If you have ever worked with large and complex systems, then you know how important monitoring is. Even more so if the system isn’t entirely in your control, like the cloud. The Shared Responsibility Model that AWS works with goes into details of who is responsible for what. A common analogy used is a car. If you lease a car, the dealer handles making sure the car works before leasing it to you. Your responsibility is to ensure that the car still works at the end of the lease.
As a large bank, there is an additional layer on top of that. For example, AWS is responsible for building out the infrastructure. We need to ensure that the uptime is there for the infrastructure, and act accordingly. For many of our services, it’s absolutely critical that we can respond to various events and to do that, we need to build out monitoring.

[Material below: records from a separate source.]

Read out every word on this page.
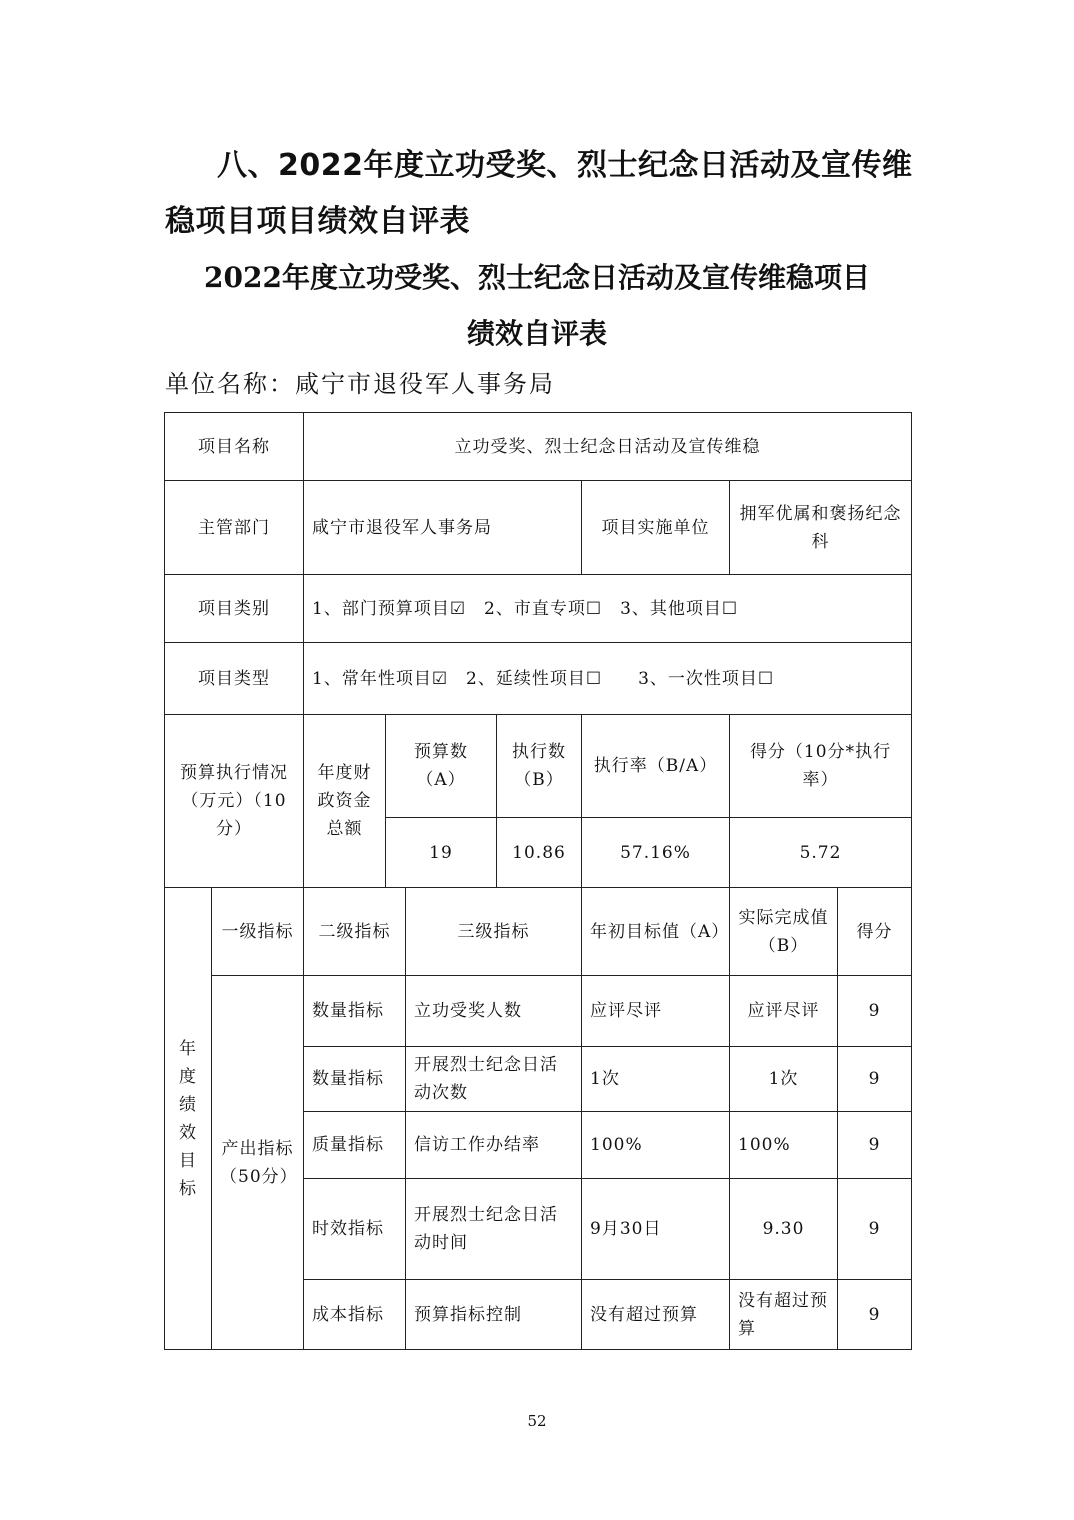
八、2022年度立功受奖、烈士纪念日活动及宣传维稳项目项目绩效自评表
2022年度立功受奖、烈士纪念日活动及宣传维稳项目
绩效自评表
单位名称：咸宁市退役军人事务局
项目名称		立功受奖、烈士纪念日活动及宣传维稳						
主管部门		咸宁市退役军人事务局				项目实施单位	拥军优属和褒扬纪念科	
项目类别		1、部门预算项目☑　2、市直专项☐　3、其他项目☐						
项目类型		1、常年性项目☑　2、延续性项目☐　　3、一次性项目☐						
预算执行情况（万元）（10分）		年度财政资金总额	预算数（A）		执行数（B）	执行率（B/A）	得分（10分*执行率）	
			19		10.86	57.16%	5.72	
年度绩效目标	一级指标	二级指标		三级指标		年初目标值（A）	实际完成值（B）	得分
	产出指标（50分）	数量指标		立功受奖人数		应评尽评	应评尽评	9
		数量指标		开展烈士纪念日活动次数		1次	1次	9
		质量指标		信访工作办结率		100%	100%	9
		时效指标		开展烈士纪念日活动时间		9月30日	9.30	9
		成本指标		预算指标控制		没有超过预算	没有超过预算	9
52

While I write about AWS, this applies to other cloud services like Azure and OCI (Oracle Cloud Infrastructure). The general idea applies – if I need to react, I need to know. And to do that, I need to be able to perform observations. This will give customers the reliability and performance they can rely on when banking. This is also the availability part in the CIA triad which is a security component that we also care about.
One of my favorite cloud observability tools is Datadog. It has a cute mascot and makes real-time monitoring easy to do. It provides another perspective and adds a layer of redundancy. I like Splunk but what if the Splunk sidecar is down? What if for some reason it stops taking in logs? Datadog can cover for Splunk (and the reverse is true as well).

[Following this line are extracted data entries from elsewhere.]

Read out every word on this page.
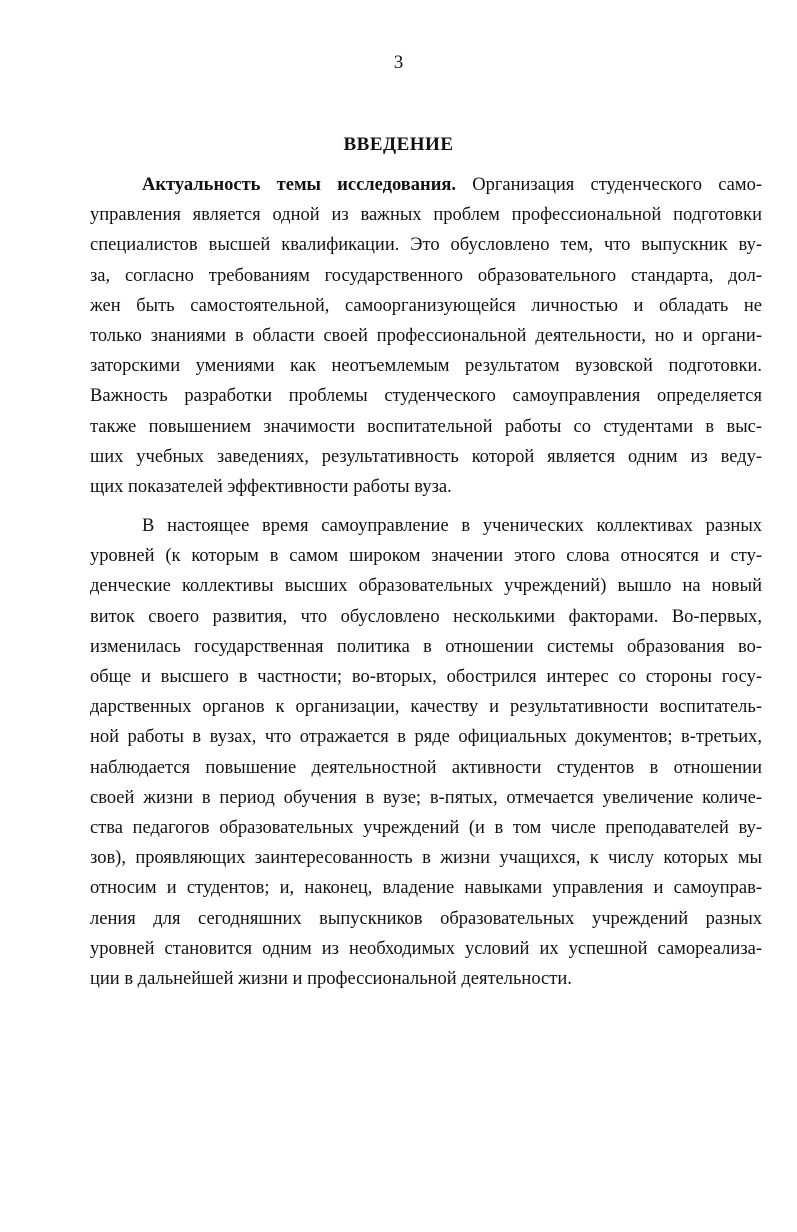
3
ВВЕДЕНИЕ
Актуальность темы исследования. Организация студенческого само-
управления является одной из важных проблем профессиональной подготовки
специалистов высшей квалификации. Это обусловлено тем, что выпускник ву-
за, согласно требованиям государственного образовательного стандарта, дол-
жен быть самостоятельной, самоорганизующейся личностью и обладать не
только знаниями в области своей профессиональной деятельности, но и органи-
заторскими умениями как неотъемлемым результатом вузовской подготовки.
Важность разработки проблемы студенческого самоуправления определяется
также повышением значимости воспитательной работы со студентами в выс-
ших учебных заведениях, результативность которой является одним из веду-
щих показателей эффективности работы вуза.
В настоящее время самоуправление в ученических коллективах разных
уровней (к которым в самом широком значении этого слова относятся и сту-
денческие коллективы высших образовательных учреждений) вышло на новый
виток своего развития, что обусловлено несколькими факторами. Во-первых,
изменилась государственная политика в отношении системы образования во-
обще и высшего в частности; во-вторых, обострился интерес со стороны госу-
дарственных органов к организации, качеству и результативности воспитатель-
ной работы в вузах, что отражается в ряде официальных документов; в-третьих,
наблюдается повышение деятельностной активности студентов в отношении
своей жизни в период обучения в вузе; в-пятых, отмечается увеличение количе-
ства педагогов образовательных учреждений (и в том числе преподавателей ву-
зов), проявляющих заинтересованность в жизни учащихся, к числу которых мы
относим и студентов; и, наконец, владение навыками управления и самоуправ-
ления для сегодняшних выпускников образовательных учреждений разных
уровней становится одним из необходимых условий их успешной самореализа-
ции в дальнейшей жизни и профессиональной деятельности.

Datadog lets me focus on structured data. (For unstructured data, I can just use Splunk.) For example, if I’m working on an app issue, I would like to be able to differentiate between the upstream and downstream effects.
Structured data includes things that you would find in AWS services like RDS, along with customer’s transaction history. I could build many dashboards and each can focus on specific things. Here is an example list and the questions you could ask:
• Overall health of the system (“are we up?”)
• Network connectivity (“how many dropped connections are there?”)
• CPU (“is our CPU utilization within expected range?”)
• Memory (“are we experiencing abnormal memory use?”)
Even a layperson can come up with more questions that Datadog can answer. Here are some more examples. We can have Datadog tell us if customers are experiencing latency or if our load balancers are unable to serve.
A real life example that I can share with you is that recently, we had a Splunk alert pop up that gave us a warning about a failure in one of our apps. I knew it was hosted on one of our EKS pods so I first checked to see if that was the issue. I opened up our EKS dashboard on Datadog and asked: Is the node status showing green? Let’s say we should see 10, do we see 10? Was there any node condition that shows it through an error?
I was able to see that a few of our EKS pods were down. I documented this incident and notified the appropriate team. I was able to get Splunk to confirm this was an indeed the culprit by getting a timechart. This reinforced my case by providing more evidence.
Without Datadog, it would have taken us a lot longer to figure out, possibly many hours. I’d have to ask different teams for access to systems I probably shouldn’t have access to. I may even need to submit a ticket to reach out to AWS.
With Datadog, I can be armed with knowledge that I’ve done my due diligence. Datadog greatly reduced the toil for us.